Metropolitan Opera House, New York, NY: July 6(m), 2013.

Colleen Boresta.

American Ballet Theatre’s current production of ‘The Sleeping Beauty’ is choreographed by Kevin McKenzie, Gelsey Kirkland and Michael Chernov after Marius Petipa.  It is not as strong as the Kenneth MacMillan ‘Sleeping Beauty’ which ABT danced previously.  It is, however, much better than ‘The Sleeping Beauty’ which premiered in 2007.  The choreography is the same, but that 2007 ‘Beauty’ had atrocious costumes and scenery, including a curtain which looked more like a modern shower curtain than anything found in a fairytale palace.

 

The shower curtain is gone and ABT’s 2013 ‘Sleeping Beauty’ has gorgeous costumes and scenery.  My main complaint is that so much of Act III (“The Wedding Celebration”) has been deleted.  Puss in Boots and the White Cat, Little Red Riding Hood and the Wolf and Cinderella and the Prince only appear at the beginning and end of Act III and they don’t get to dance their pas de deux.  I wish McKenzie and company had instead decided to get rid of the scene at the beginning of Act I (“The Spell”).  It involves the King wanting to execute four ladies as well as the King’s chief minister and his assistant for possessing spindles.  This scene is not needed dramatically and it really seems to go on forever.  I hope ABT gets rid of this scene and brings back the pas de deux for the fairytale characters in Act III.

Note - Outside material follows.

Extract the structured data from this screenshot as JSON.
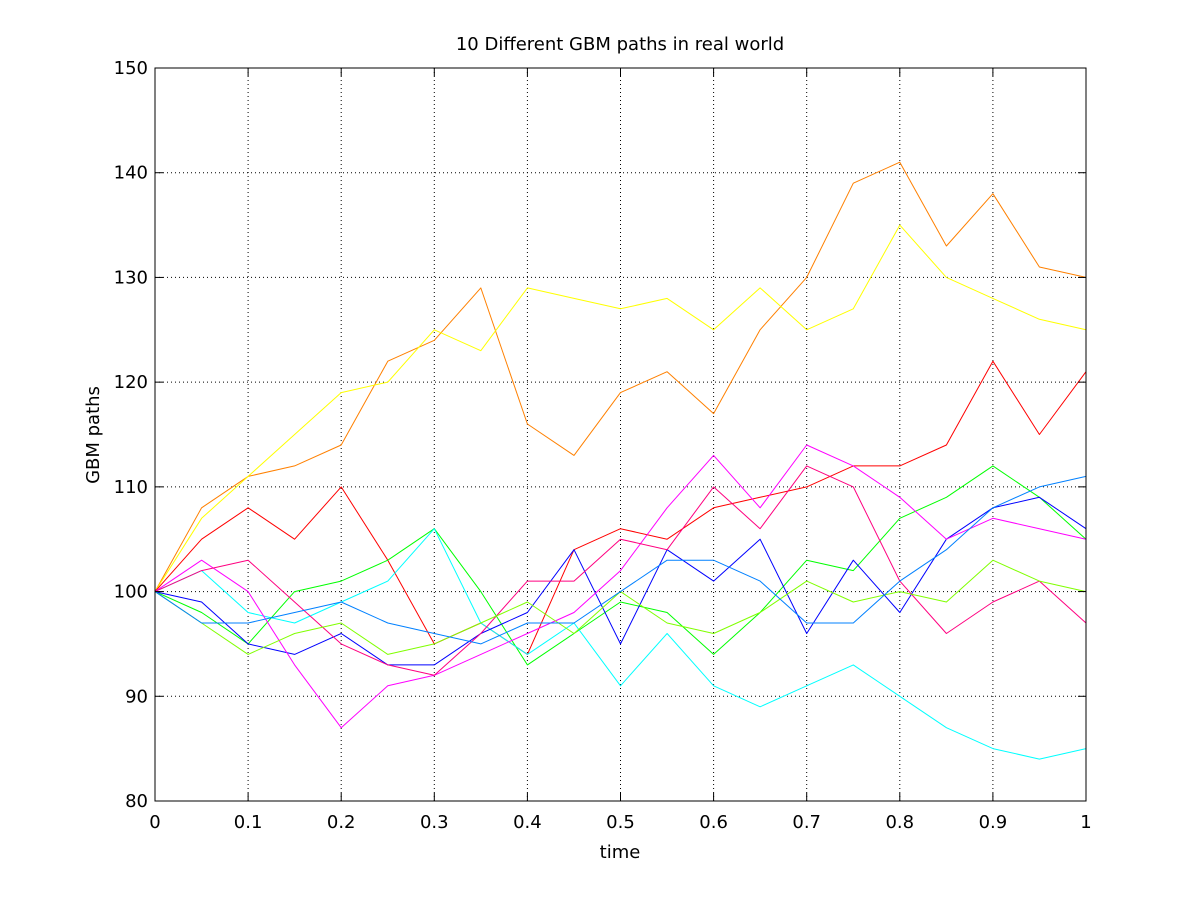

‘The Sleeping Beauty’ begins with the christening of Princess Aurora.  Due to an error on the part of Catalabutte, the King’s chief minister, the fairy Carabosse has been left off the guest list. The evil fairy crashes the royal event and states that on Aurora’s sixteenth birthday she will prick her finger on a spindle and die.  The Lilac Fairy softens the spell, saying that Aurora will not die at age sixteen.  She will merely sleep for 100 years.

In Act I (“The Spell”) it is Aurora’s sixteenth birthday.  Princes from the four corners of the earth have arrived to ask for the Princess’ hand in marriage.  Carabosse, disguised as an old crone, gives Aurora a bouquet of flowers.  Hidden within the flowers is a spindle upon which the Princess pricks her finger.  The Lilac Fairy returns and sees to it that Aurora, the King, the Queen and the entire court fall asleep for 100 years.

In Act II (“The Vision”) the Lilac Fairy shows a jaded and discontented Prince Desire a vision of Aurora.  The Prince falls in love and pleads with the Lilac Fairy to take him to the sleeping princess.  When he reaches her, Prince Desire awakens Aurora with a kiss.  In the final act (“The Wedding Celebration”) Aurora and her prince get married.

The July 6th matinee of ABT’s ‘Sleeping Beauty’ contains several wonderful performances.  First of all is Xiomara Reyes’ Princess Aurora.  Except for a very slight slip at the beginning of the third fish dive of the Grand Pas, Reyes does not put a foot or hand wrong.  Her Rose Adagio, where the sixteen year old Princess is being wooed by four suitors, is even better than when I saw her as Aurora two years ago.  Reyes’ balances are very secure and her control and musicality are evident throughout the ballet.  As well Reyes shows the Princess’ progression from luminous sixteen year old (“The Spell”) to celestial being (“The Vision”) to blissfully happy young bride (“The Wedding Celebration”).

The Royal Danish Ballet dancer, Alban Lendorf, is a superb Prince Desire.  He impresses the audience with his soaring leaps with plush landings and his exciting multiple air turns.  He is also a wonderful actor (He is Danish after all.) and a very assured and attentive partner.

Yuriko Kajiya is a wonderfully lyrical Lilac Fairy.  Her beautiful port de bras and exquisitely lovely hands highlight the grandeur of the lead fairy.  Stella Abrera dances the role of Princess Florine with glistening grace.  As her partner Sascha Radetsky is a revelation.  His is the best Bluebird variation I’ve seen since Angel Corella danced the role in the 1990s.  His ballon is superb and his leg beats are performed expertly.  The audience clearly shows its appreciation of both Abrera and Radetsky.
I still wish ABT would bring back ‘The Sleeping Beauty’s entire Act III (“The Wedding Celebration”).  I have to admit, however,  that the July 6th matinee performance was truly beautiful and a great way to end the 2013 New York Spring/Summer ballet season.